The best choice depends on which path through the loop is more frequently executed. For example, if B1, B2, B4 is the hot path, keeping variables i and n in registers along that path and saving and restoring one of them in B3 to free up a register for s is the best strategy. That scenario avoids all memory accesses on the hot path. If B1, B3, B4 is the hot path, the best strategy is to keep variables i and s in registers and to store n in memory, since there are no assignments to n along the path. This strategy results in a single memory read on the hot path. If both paths are executed with equal frequency, the best strategy is to save and restore either i or n around B3 just like in the B1, B2, B4 case. That case avoids all memory accesses on one path and results in a single memory write and a single memory read on the other path.

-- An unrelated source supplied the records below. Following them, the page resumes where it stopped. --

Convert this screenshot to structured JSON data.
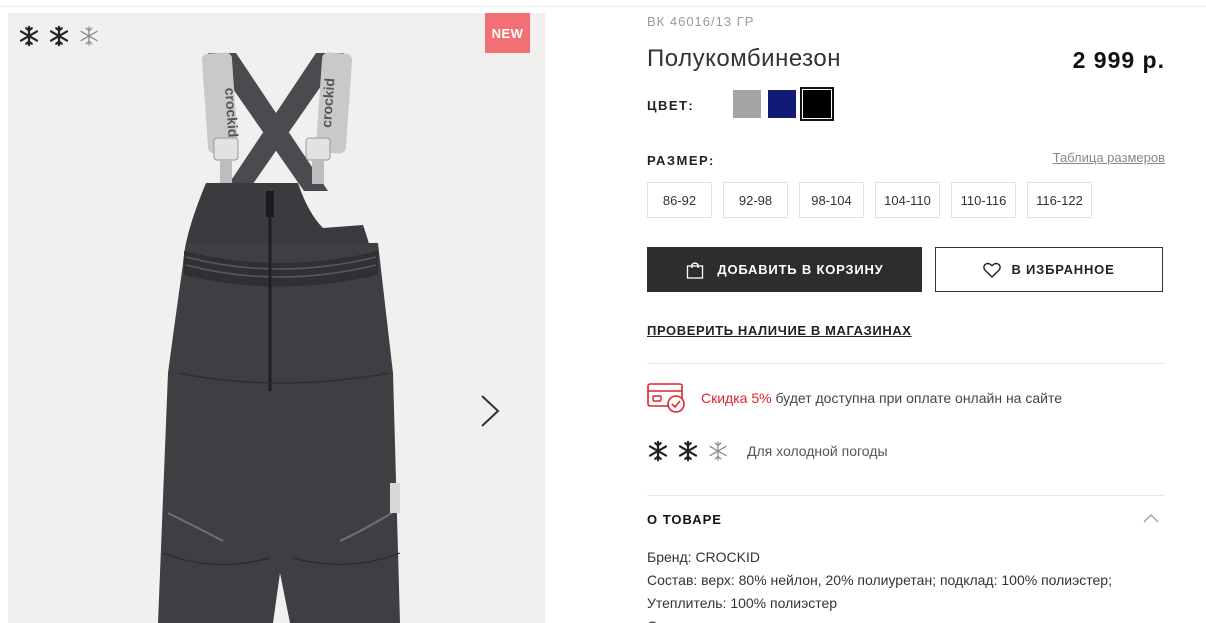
{
  "gallery": {
    "badge": "NEW",
    "snowflakes": [
      "snowflake-icon",
      "snowflake-icon",
      "snowflake-outline-icon"
    ],
    "next_icon": "chevron-right-icon",
    "strap_text": "crockid"
  },
  "product": {
    "article": "ВК 46016/13 ГР",
    "title": "Полукомбинезон",
    "price": "2 999 р."
  },
  "colors": {
    "label": "ЦВЕТ:",
    "swatches": [
      "#a4a4a4",
      "#111a74",
      "#000000"
    ],
    "selected_index": 2
  },
  "sizes": {
    "label": "РАЗМЕР:",
    "table_link": "Таблица размеров",
    "items": [
      "86-92",
      "92-98",
      "98-104",
      "104-110",
      "110-116",
      "116-122"
    ]
  },
  "actions": {
    "cart": "ДОБАВИТЬ В КОРЗИНУ",
    "favorite": "В ИЗБРАННОЕ",
    "check_stores": "ПРОВЕРИТЬ НАЛИЧИЕ В МАГАЗИНАХ"
  },
  "discount": {
    "highlight": "Скидка 5%",
    "text": " будет доступна при оплате онлайн на сайте",
    "accent": "#e0242b"
  },
  "weather": {
    "text": "Для холодной погоды"
  },
  "about": {
    "title": "О ТОВАРЕ",
    "lines": [
      "Бренд: CROCKID",
      "Состав: верх: 80% нейлон, 20% полиуретан; подклад: 100% полиэстер;",
      "Утеплитель: 100% полиэстер",
      "Сезон: весна-лето"
    ]
  }
}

The compiler generates two significantly different allocations for this example depending on the region strategy; the preferred result depends on the runtime behavior of the program, which may not be known at compile time.

With a routine- or a loop-based strategy, all four blocks will be allocated together. The compiler picks a variable to store in memory based on expected costs. In this example, the allocator will probably select variable n, resulting in a memory write in B2 and a memory read in B3.

With a trace-based strategy, the compiler uses estimates of execution frequency to select the most frequently executed path through the loop. When profile guided optimizations are enabled the estimates are based on the concrete information about the runtime behavior of the instrumented program. If the PGO information accurately reflects typical application behavior, the compiler produces highly accurate traces. In other cases, the traces are not necessarily an accurate reflection of the hot paths through the code.

Suppose in this example that the compiler selects B1, B2, B4 path as the hot trace. The compiler will assign these three blocks to one region, and B3 will be in a separate region. There are only two variables in the larger region, so both may be kept in registers. In the region containing just B3 either i or n are stored in memory, and the compiler makes an arbitrary choice between the two variables. In a block-based strategy, each block is a region. In the B1, B2, B4 path there are sufficient registers to hold the two variables: i and n. The region containing B3 is treated just like the trace-based case; either i or n will be stored in memory.